Blue Ridge Community College (Virginia)
- Type: Public community college
- Established: 1967; 59 years ago
- Affiliations: Commission on Colleges of the Southern Association of Colleges and Schools
- Endowment: $14.35 million (2025)
- President: John A. Downey
- Students: 4,983^{[citation needed]}
- Location: Augusta County, Virginia, America
- Campus: Rural;
- Colors: blue and white
- Nickname: BRCC
- Website: brcc.edu

= Blue Ridge Community College (Virginia) =

Public college in Weyers Cave, Virginia, US

Blue Ridge Community College (BRCC) is a community college located in Weyers Cave, Virginia in Augusta County.

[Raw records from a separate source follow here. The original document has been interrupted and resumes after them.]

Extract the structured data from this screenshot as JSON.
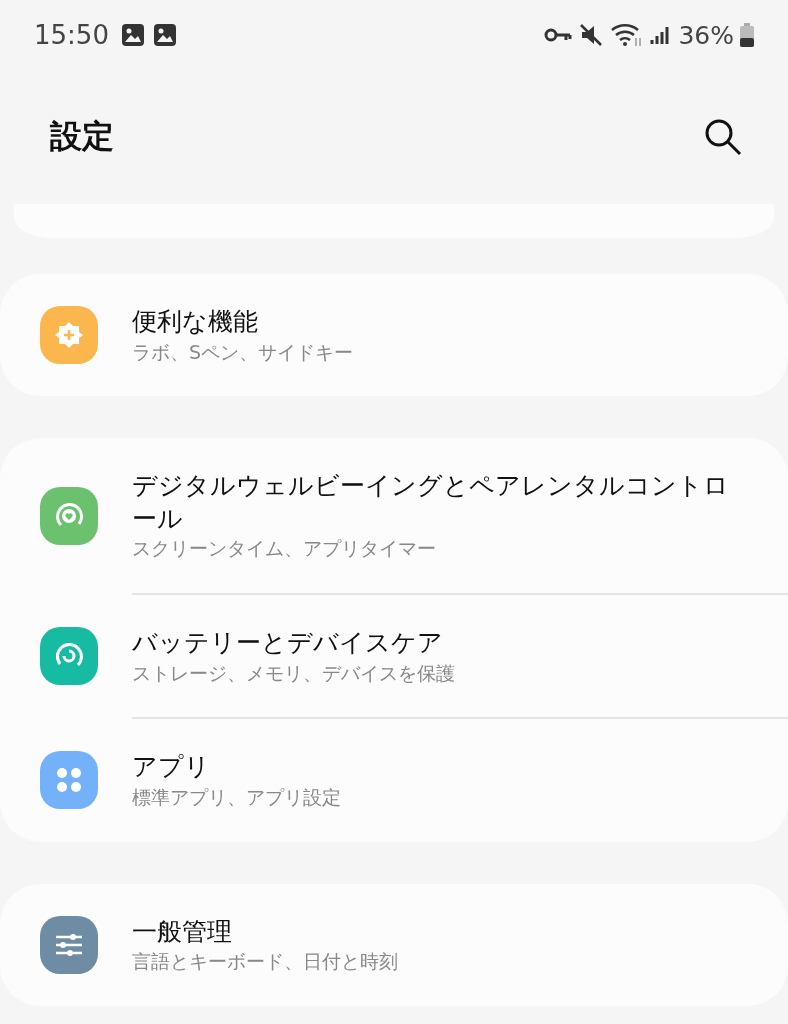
{
  "status_bar": {
    "time": "15:50",
    "battery_percent": "36%"
  },
  "header": {
    "title": "設定"
  },
  "groups": [
    {
      "items": [
        {
          "title": "便利な機能",
          "subtitle": "ラボ、Sペン、サイドキー",
          "kind": "gear",
          "color": "#fbb74d"
        }
      ]
    },
    {
      "items": [
        {
          "title": "デジタルウェルビーイングとペアレンタルコントロール",
          "subtitle": "スクリーンタイム、アプリタイマー",
          "kind": "heart",
          "color": "#6cc16e"
        },
        {
          "title": "バッテリーとデバイスケア",
          "subtitle": "ストレージ、メモリ、デバイスを保護",
          "kind": "care",
          "color": "#16bba2"
        },
        {
          "title": "アプリ",
          "subtitle": "標準アプリ、アプリ設定",
          "kind": "apps",
          "color": "#73b2fb"
        }
      ]
    },
    {
      "items": [
        {
          "title": "一般管理",
          "subtitle": "言語とキーボード、日付と時刻",
          "kind": "sliders",
          "color": "#6e8ca3"
        }
      ]
    }
  ]
}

The school was founded in 1967 and is a part of the Virginia Community College System and serves students from the cities of Harrisonburg, Staunton, and Waynesboro, Virginia, and the counties of Augusta, Highland and Rockingham. Blue Ridge also has a satellite location at Augusta Health in Fishersville, Virginia. It is located between Interstate 81 and U.S. Route 11 just outside Weyers Cave.

== Alumni ==

- Donald DePoy, born August 10, 1949, fifth-generation bluegrass musician, music educator, and music event organizer.